Another object of the present invention is to provide a container for a particle deposition system and a particle deposition system employing the same so that the suspension that is not aerosolized by the injection of compressed air is not discharged.

In order to achieve the above object, according to an embodiment of the present invention, a particle deposition system (PDS) including a discharge pipe for storing a mixture of particles and solution to be deposited on the wafer surface, and discharge the aerosol of the mixture In the container, it can provide a container for PDS further comprising a stirrer for stirring the mixture.

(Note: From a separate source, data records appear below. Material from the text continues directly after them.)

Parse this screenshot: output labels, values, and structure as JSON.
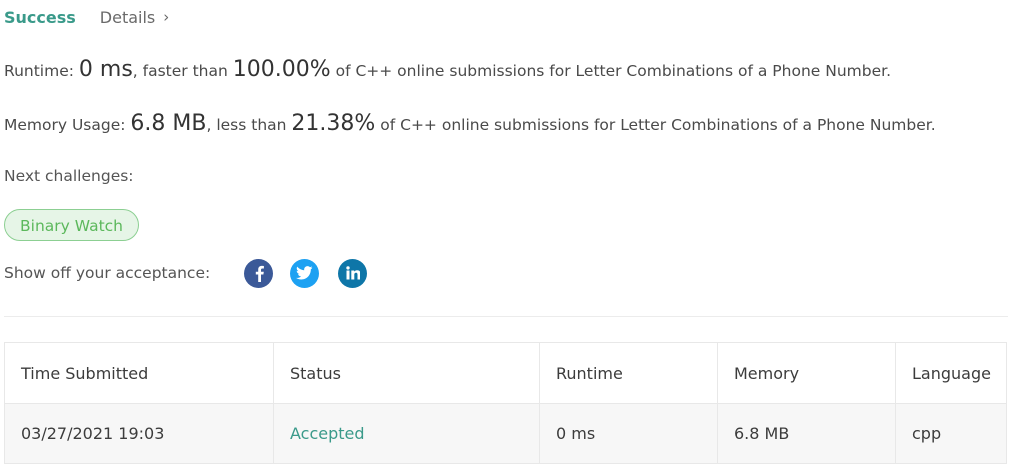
{
  "header": {
    "success": "Success",
    "details": "Details",
    "chevron": "›"
  },
  "runtime": {
    "label": "Runtime:",
    "value": "0 ms",
    "comparison": ", faster than",
    "percent": "100.00%",
    "suffix": "of C++ online submissions for Letter Combinations of a Phone Number."
  },
  "memory": {
    "label": "Memory Usage:",
    "value": "6.8 MB",
    "comparison": ", less than",
    "percent": "21.38%",
    "suffix": "of C++ online submissions for Letter Combinations of a Phone Number."
  },
  "next_challenges": {
    "label": "Next challenges:",
    "items": [
      "Binary Watch"
    ]
  },
  "share": {
    "label": "Show off your acceptance:",
    "icons": [
      "facebook-icon",
      "twitter-icon",
      "linkedin-icon"
    ]
  },
  "colors": {
    "success": "#3a9a8a",
    "accepted": "#3a9a8a",
    "tag_bg": "#e6f5e7",
    "tag_border": "#8ccf92",
    "tag_text": "#5cb85c",
    "facebook": "#3b5998",
    "twitter": "#1da1f2",
    "linkedin": "#0e76a8"
  },
  "table": {
    "headers": [
      "Time Submitted",
      "Status",
      "Runtime",
      "Memory",
      "Language"
    ],
    "rows": [
      [
        "03/27/2021 19:03",
        "Accepted",
        "0 ms",
        "6.8 MB",
        "cpp"
      ]
    ]
  }
}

In a preferred embodiment the stirrer comprises an impeller located in the mixture and drive means for rotating the impeller. In addition, the discharge pipe is characterized in that the blocking film is installed to block the discharge of the aerosolized mixture.

According to another embodiment of the present invention, in the container for a Particle Deposition System (PDS) comprising a discharge pipe for storing a mixture of particles and solution to be deposited on the wafer surface, and discharge the aerosol of the mixture, the mixture It can provide a container for PDS further comprising a heater for heating the.

In a preferred embodiment, the heater is attached to the outer wall of the container. In addition, the heater is characterized in that the heat transfer coil. In addition, the discharge pipe is characterized in that the blocking film is installed to block the discharge of the aerosolized mixture.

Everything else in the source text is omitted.